Op Ed: CALIFORNIA LAWSUIT EXPOSES ORANGE COUNTY FINANCIAL CRISIS
By: Chriss W. Street
The ballooning Orange County financial crisis continued to spiral down as the State of California filed a law suit to force return of $73.5 million of property tax revenue the County skimmed from local schools and community colleges last November. It seemed bazaar at the time that the supposed “Most Conservative County in America” would increase spending by $145.8 million, then grab the school’s cash and cancel planned layoffs of 490 union workers.
The new lawsuit has caused increased scrutiny of other dicey actions by the County. The biggest shock came from the recently released Orange County 2010-11 Audited Financial Report, which discloses the County is short $30,146,000 in Reserves and out of accounting compliance:
“The County General Fund maintains a Reserve for Contingencies which was established through the Strategic Financial Plan (SFP) process. The target amount for this reserve is 15% of ongoing annual general purpose revenues (excludes fund balance available and one-time amounts and transfers), or $91,446. This compares to the Government Finance Officers Association (GFOA) guidelines for funding contingencies at 15% or higher. The June 30, 2011 balance is $61,300, approximately $30,146 below the revised target.”
The Reserves would have been even more out of compliance, if the County had not skimmed cash from unspent budget savings by the former County Treasurer and other Departments to plug the depleted County Reserves. According to the Orange County Executive Office’s County of Orange FY 2011-12 Proposed Budget Key Budget Massage:
Unallocated Fund Balance Available is generally referred to as day to day check-book-cash. The County knows the Treasurer has the right to recover his costs from investing the school, county and others deposits. Since the schools are more than 50% of the Treasurer’s deposits, they were entitled to more than 50% of the multi-million dollar budget savings achieved during the former Treasurer’s term. The County must have been so desperate to not report an even worse audited financial statement, they skimmed all the budget savings and transferred it to County Reserves.
It also appears that last July the Orange County Employee’s Retirement System pension plan delayed lowering their annual expected rate of return assumption by ¼% to ¾% until this coming July 2012, which conveniently falls after the June elections. Given that each ¼% reduction in expected return require unfunded pension liabilities to rise by $750 million; the current $3.75 billion underfunding of the pension is about to skyrocket to a $4.5 to $6 billion liability!
The lawsuit against the County was filed by the California Department of Finance and the State Associations of Community Colleges in Orange County Superior Court, just across the street from the County offices.

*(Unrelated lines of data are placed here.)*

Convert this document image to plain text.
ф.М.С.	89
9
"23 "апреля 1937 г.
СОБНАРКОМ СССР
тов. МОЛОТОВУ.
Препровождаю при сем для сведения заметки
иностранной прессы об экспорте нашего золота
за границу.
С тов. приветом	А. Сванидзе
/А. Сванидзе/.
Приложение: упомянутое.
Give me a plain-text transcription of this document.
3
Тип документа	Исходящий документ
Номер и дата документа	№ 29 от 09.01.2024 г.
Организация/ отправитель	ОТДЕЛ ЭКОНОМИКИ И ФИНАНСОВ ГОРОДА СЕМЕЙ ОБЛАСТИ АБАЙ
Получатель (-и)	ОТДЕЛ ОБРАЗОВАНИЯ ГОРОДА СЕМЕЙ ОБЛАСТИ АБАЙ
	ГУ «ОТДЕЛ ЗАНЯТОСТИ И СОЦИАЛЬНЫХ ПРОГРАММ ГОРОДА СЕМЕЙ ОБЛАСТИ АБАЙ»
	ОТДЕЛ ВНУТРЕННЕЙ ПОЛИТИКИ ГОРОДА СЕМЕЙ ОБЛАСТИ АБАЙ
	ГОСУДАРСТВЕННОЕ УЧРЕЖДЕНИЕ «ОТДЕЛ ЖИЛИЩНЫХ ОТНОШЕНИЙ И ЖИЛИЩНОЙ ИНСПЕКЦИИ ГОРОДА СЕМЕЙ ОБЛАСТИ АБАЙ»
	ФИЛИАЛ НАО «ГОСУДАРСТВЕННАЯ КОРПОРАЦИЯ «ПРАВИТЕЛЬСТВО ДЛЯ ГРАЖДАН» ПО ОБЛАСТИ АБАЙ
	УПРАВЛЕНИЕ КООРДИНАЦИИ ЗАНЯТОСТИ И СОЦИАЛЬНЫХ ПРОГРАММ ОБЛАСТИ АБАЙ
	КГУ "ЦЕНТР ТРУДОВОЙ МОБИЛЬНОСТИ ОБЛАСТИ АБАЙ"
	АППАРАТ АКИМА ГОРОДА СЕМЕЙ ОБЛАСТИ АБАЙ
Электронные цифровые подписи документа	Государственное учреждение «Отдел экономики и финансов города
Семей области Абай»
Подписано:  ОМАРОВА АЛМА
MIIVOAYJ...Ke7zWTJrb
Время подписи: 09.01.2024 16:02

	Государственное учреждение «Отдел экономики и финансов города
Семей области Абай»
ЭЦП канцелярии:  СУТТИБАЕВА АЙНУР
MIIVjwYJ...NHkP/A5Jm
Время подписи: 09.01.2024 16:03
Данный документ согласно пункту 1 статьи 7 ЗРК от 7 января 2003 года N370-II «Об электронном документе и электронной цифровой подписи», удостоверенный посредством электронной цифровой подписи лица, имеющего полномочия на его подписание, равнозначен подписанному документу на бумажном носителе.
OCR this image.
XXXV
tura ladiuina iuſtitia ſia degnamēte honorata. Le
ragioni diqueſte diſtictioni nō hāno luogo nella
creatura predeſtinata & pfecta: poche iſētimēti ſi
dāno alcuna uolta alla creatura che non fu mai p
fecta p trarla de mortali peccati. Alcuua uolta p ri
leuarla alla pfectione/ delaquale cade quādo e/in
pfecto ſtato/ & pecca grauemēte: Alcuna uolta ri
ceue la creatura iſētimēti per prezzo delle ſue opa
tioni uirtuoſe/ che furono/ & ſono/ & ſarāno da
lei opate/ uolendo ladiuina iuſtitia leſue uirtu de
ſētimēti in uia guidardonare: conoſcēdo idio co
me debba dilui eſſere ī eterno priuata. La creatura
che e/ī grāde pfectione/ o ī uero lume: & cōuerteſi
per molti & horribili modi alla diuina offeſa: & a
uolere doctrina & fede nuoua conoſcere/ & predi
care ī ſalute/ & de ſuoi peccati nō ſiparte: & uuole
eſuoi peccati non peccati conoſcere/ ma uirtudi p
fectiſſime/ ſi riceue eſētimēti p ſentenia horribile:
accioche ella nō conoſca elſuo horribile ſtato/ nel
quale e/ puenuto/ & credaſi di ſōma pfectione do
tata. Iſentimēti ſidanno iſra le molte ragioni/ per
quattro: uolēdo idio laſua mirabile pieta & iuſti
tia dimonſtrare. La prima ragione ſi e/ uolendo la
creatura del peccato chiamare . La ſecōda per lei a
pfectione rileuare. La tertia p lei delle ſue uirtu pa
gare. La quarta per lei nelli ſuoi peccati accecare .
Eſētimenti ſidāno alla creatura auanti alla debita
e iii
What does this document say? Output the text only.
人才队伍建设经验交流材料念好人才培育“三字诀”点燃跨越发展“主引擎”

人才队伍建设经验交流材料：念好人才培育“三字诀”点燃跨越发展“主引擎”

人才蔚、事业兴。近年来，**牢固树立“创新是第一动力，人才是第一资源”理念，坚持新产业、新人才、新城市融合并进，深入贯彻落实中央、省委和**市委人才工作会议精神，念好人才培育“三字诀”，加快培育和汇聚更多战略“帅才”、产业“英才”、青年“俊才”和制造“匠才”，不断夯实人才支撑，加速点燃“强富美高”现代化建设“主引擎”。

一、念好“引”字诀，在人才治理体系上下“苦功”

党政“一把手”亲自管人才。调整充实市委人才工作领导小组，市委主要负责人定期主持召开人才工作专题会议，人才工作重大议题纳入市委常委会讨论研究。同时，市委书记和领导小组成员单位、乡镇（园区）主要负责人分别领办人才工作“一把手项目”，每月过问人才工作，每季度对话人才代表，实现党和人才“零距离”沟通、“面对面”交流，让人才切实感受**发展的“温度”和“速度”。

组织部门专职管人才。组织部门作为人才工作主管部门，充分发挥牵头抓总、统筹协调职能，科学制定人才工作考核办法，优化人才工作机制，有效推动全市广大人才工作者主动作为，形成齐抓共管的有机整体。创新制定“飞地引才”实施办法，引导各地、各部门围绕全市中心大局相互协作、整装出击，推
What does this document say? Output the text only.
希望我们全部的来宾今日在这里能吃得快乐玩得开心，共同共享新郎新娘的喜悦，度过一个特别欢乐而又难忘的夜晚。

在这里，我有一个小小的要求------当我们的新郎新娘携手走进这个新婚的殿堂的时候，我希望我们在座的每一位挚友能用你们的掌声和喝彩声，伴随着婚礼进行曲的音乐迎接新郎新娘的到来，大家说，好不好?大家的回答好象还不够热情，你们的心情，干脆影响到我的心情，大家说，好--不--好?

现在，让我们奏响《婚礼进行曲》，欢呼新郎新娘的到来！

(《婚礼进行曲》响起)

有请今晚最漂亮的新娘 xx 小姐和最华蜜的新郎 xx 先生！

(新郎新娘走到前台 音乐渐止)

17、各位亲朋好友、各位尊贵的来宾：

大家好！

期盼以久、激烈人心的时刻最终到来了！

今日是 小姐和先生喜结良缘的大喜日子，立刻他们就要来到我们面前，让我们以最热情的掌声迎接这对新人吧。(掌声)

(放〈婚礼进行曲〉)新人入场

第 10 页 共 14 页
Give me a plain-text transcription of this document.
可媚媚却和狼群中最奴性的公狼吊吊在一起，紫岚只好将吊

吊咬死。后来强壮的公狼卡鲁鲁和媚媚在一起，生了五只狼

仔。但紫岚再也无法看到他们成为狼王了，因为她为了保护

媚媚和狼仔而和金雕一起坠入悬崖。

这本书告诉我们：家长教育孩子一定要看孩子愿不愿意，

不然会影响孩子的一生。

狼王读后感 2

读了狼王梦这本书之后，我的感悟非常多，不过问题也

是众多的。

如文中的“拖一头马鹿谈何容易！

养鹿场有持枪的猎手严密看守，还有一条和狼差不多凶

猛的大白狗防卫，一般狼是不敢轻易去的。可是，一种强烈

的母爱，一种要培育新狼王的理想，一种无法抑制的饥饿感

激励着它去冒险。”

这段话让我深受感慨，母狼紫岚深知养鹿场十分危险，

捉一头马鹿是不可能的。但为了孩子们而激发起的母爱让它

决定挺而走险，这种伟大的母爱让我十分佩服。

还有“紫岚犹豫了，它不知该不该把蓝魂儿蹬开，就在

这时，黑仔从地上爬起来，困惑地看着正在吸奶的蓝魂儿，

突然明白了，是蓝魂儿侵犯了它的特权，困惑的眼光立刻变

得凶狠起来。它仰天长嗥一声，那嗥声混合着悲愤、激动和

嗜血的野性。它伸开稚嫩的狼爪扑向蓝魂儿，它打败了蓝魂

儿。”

The suit alleges the county has taken “the extraordinary step of flouting the law and illegally redirecting property tax revenue payments from schools and community colleges to the county’s own general fund.” The plaintiffs are demanding the court order the Defendant County to return the money to its rightful owners.
The real issue in the litigation is that the State took away some favored subsidies for Orange County and the County retaliated by taking school money hostage to force the State to revive the subsidies. According to the Sacramento Bee, the Orange County spokesman, Howard Sutter, pretended to be surprised the State would try to help schools recover their $73.5 million:
“While the county has been proactive in discussing this issue with legislators and school officials, the Department of Finance and Attorney General’s office have made no contact with the county regarding this matter. The county is disappointed the state has now resorted to filing a lawsuit. We are evaluating the merits of their suit and cannot comment on its specifics at this time until we have had time to completely review their claims.”
For the last six months Orange County has used the schools’ and community college’s cash to bolster their backstop their dwindling cash and reserves. The local schools have tried to avoid the ruinous cost of litigation by accepting a guarantee from the County that at some point in the future, the County would lend them money at no interest cost. But with the State and the Community Colleges both suing the County, there is a high probability that the Court is going to require the $73.5 million be transferred from the County to a bank trust account for safe-keeping.
Orange County’s payroll is $65 million every two weeks. The loss of the schools’ money, higher pension costs and restrictions against skimming County accounts present real risks to Orange County’s cash position. Litigation will eventually require document discovery and depositions? It will be fascinating to see how Orange County tries to spin their precarious financial position.